Android-based smartphones accounted for more than half (57%) of Japan’s fast growing smartphone market according to a new report which shows the OS outgrew Apple’s overall share in the market.

The research from MM Institute puts Android’s sales (4.91 million at year end March 2010) ahead of Apple who grabbed 38% of the country’s smartphone sales in 2010 (3.23 million handsets).

The stats are all the more remarkable considering that Android’s previous annual sales in the country had amounted to just 250,000 units, then 11% of the smartphone market.

Pic: AP.

However, despite the change in operating system dominance, Apple and the iPhone, remain the most popular single device in the market as Bloomerg (via the San Francisco Chronicle) reports:

The Cupertino, California-based company remains the most popular handset maker in Japan, according to MM Research. Sharp Corp., which introduced its first Android model in June 2010, was second with a 24 percent share of shipments, followed by Sony Ericsson Mobile Communications AB’s Xperia with 9.8 percent.
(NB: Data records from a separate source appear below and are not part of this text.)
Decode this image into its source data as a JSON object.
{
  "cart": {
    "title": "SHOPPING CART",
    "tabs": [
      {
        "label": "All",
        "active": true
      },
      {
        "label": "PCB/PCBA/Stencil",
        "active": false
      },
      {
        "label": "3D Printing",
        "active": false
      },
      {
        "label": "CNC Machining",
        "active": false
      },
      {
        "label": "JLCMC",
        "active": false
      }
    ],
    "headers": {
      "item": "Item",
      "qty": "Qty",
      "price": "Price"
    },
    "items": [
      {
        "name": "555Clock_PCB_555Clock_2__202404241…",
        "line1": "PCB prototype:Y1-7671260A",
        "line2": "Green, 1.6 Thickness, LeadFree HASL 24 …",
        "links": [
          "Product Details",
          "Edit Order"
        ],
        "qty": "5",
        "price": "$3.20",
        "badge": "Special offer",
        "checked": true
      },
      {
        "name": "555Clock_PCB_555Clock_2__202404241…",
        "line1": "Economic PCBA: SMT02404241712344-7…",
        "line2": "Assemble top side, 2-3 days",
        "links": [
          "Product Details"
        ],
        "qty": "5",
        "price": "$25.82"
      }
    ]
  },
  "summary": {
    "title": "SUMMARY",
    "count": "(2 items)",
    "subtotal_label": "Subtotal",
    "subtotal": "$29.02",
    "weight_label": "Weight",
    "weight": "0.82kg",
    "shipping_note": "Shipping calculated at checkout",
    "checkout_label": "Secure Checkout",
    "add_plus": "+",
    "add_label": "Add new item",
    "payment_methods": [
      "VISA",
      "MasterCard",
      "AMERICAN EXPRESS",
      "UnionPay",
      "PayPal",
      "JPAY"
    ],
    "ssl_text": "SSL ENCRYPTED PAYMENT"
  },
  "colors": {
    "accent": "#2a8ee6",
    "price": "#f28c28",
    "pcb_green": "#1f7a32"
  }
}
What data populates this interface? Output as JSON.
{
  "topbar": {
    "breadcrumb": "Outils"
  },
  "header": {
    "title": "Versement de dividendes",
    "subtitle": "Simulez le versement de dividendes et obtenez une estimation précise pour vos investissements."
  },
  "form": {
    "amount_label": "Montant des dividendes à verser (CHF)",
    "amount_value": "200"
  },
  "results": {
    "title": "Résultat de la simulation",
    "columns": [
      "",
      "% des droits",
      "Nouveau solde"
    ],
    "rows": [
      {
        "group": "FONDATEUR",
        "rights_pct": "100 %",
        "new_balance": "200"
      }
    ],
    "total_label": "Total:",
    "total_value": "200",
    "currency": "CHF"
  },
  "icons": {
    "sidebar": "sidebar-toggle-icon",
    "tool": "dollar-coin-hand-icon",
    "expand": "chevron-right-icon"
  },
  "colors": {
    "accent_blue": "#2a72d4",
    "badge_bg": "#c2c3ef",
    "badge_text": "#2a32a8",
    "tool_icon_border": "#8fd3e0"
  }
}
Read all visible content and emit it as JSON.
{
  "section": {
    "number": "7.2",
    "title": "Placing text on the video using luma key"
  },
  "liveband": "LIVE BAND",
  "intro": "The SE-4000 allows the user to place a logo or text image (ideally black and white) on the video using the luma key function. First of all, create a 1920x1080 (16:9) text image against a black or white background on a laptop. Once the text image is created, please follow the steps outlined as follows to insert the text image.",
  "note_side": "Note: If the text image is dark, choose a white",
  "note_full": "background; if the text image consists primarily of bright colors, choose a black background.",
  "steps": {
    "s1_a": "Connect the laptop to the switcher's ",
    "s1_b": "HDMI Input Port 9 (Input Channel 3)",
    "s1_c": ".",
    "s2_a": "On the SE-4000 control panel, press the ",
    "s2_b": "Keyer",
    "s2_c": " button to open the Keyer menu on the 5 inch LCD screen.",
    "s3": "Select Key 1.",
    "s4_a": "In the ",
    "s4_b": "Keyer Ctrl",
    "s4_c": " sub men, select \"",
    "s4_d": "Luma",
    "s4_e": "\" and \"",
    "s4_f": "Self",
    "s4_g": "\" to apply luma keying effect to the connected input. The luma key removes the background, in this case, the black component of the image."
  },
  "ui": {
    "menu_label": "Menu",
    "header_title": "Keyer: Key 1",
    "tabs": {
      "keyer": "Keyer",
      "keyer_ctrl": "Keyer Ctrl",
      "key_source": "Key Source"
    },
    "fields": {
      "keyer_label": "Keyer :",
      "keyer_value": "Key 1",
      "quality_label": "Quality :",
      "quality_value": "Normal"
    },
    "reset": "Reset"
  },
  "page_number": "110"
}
Essentially the news is misleading and fairly logical as Android has a far larger base of devices than Apple which gives it a huge advantage when it comes to OS domination.

Japanese Android devices have come from a vast array of players including ZTE, NEC, Sony Ericsson, Sharp, Kyocera and have included the world’s thinnest device, a 3D phone and a rumoured offering from Disney which could be set for launch this year.

Android has long been seen as the most likely “mass market smartphone” thanks to its diverse range of products, manufactured by a range of handset makers, and in particular its low cost devices which are helping drive smartphone ownership across Asia, which is now the world’s largest smartphone market according to research from Canalys.

While the above applies to much of the Asian region, Japan’s mobile industry is considerably more advanced than its regional peers which, combined with greater economic power and affluence, has helped make the iPhone its most popular smartphone in stark contrast to other regional markets where BlackBerry and Android enjoy stronger presence.

With Apple fever breaking out across Asia this year with the launch of the iPad 2, it will be interesting to see how sales of the upcoming but unconfirmed Apple iPhone 5 go in Japan, and whether Apple can wrestle the top OS spot back from Android’s growing collective of devices.

Though Japan’s smartphone market is a young and growing one, Japanese consumers have long-used advanced phones and services before they gained popularity internationally.

Last year internet browser firm Opera identified Japan as Asia’s strongest iPhone market with close to 1.4 million iPhone owners using the firm’s mobile browser.